To make it even better, united states treasury bonds are a fantastic low risk place to store wealth. Like if you’ve just gotten a boat load of dollars in exchange for a boat load of oil. You don’t want it to just sit in the bank doing nothing. But it needs to he somewhat liquid because you have a business to run. Might as well buy us treasury bonds. After all the u.s. has all those aircraft carriers and nuclear missles to make sure they can always print dollars.

We really have a good thing going for us.

Anonymous 0 Comments

The wealth of a nation is quantified by its gross domestic product per capita, which is equivalent to to the average income taken home by a person in the country. U.S. GDP per capita is the highest in the world with exception to some very small states which are tax havens (e.g., Switzerland), and countries which have immense oil stores and are small (e.g., the Nordic countries).

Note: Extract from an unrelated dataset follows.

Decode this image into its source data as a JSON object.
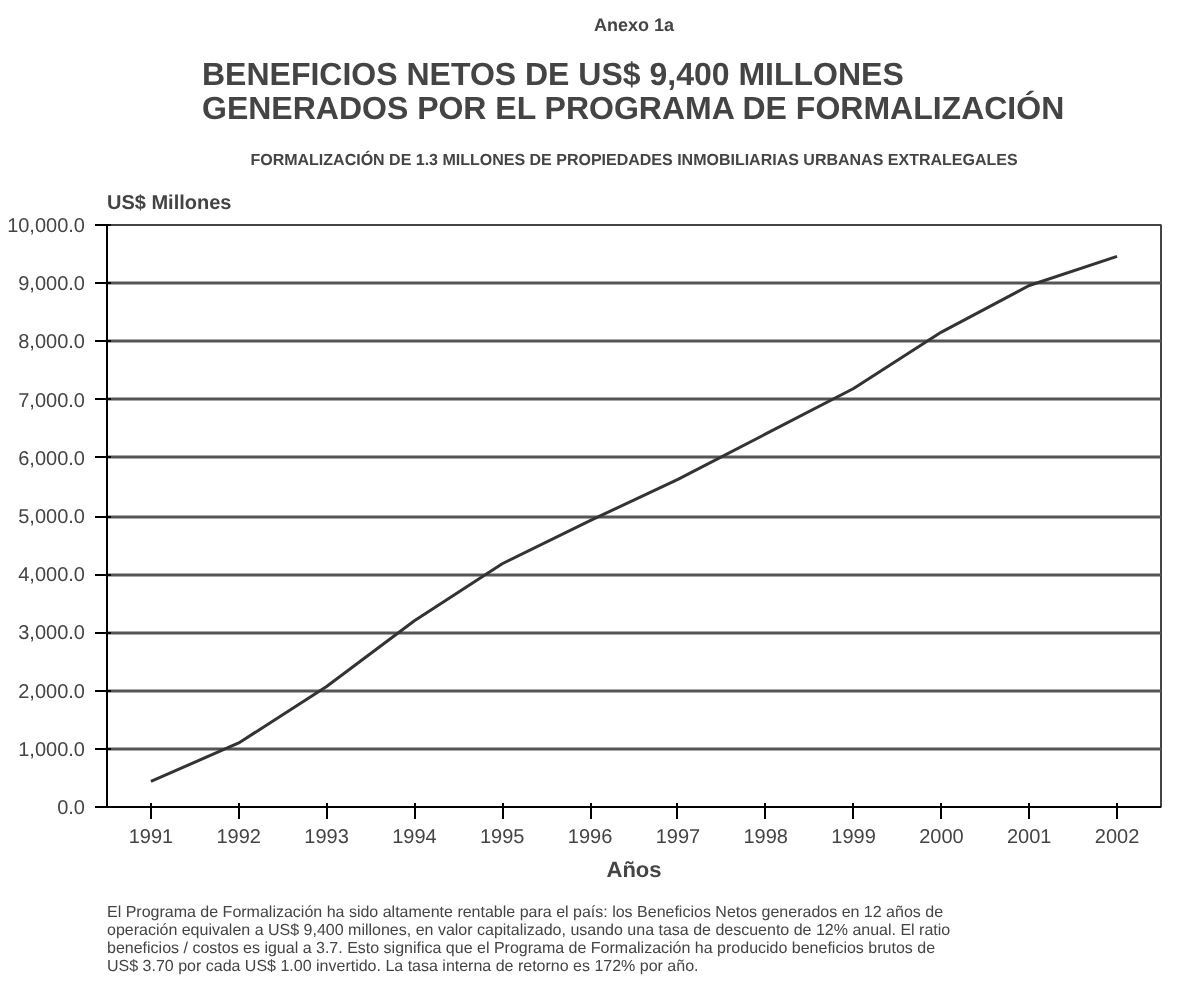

For a large, ethnically diverse country, there is no richer country out there. For comparison, France has the per capita GDP equivalent of West Virginia, which is considered to be a relatively poor state in the U.S. People just don’t realize how much richer the U.S. is than even other rich developed countries.

The $~20 trillion number refers government debt, which is indeed relatively high in absolute terms. But generally speaking GDP-Debt ratios up to ~100% are actually fine. We’re starting to push the limits and we should have a plan for long-term debt reduction, but in the short-run we’re fine. And as others have mentioned, what really matters for the short-term is the interest rate the government pays on that debt, because that determines how much the government is obligated to pay out each year. U.S. debt is extremely cheap – investors are willing to loan the U.S. government very cheaply because we have never once missed a payment, **because** our GDP is extremely large (2021: U.S. GDP was $23 **trillion**), and because where else are they going to put that money that’s as low risk?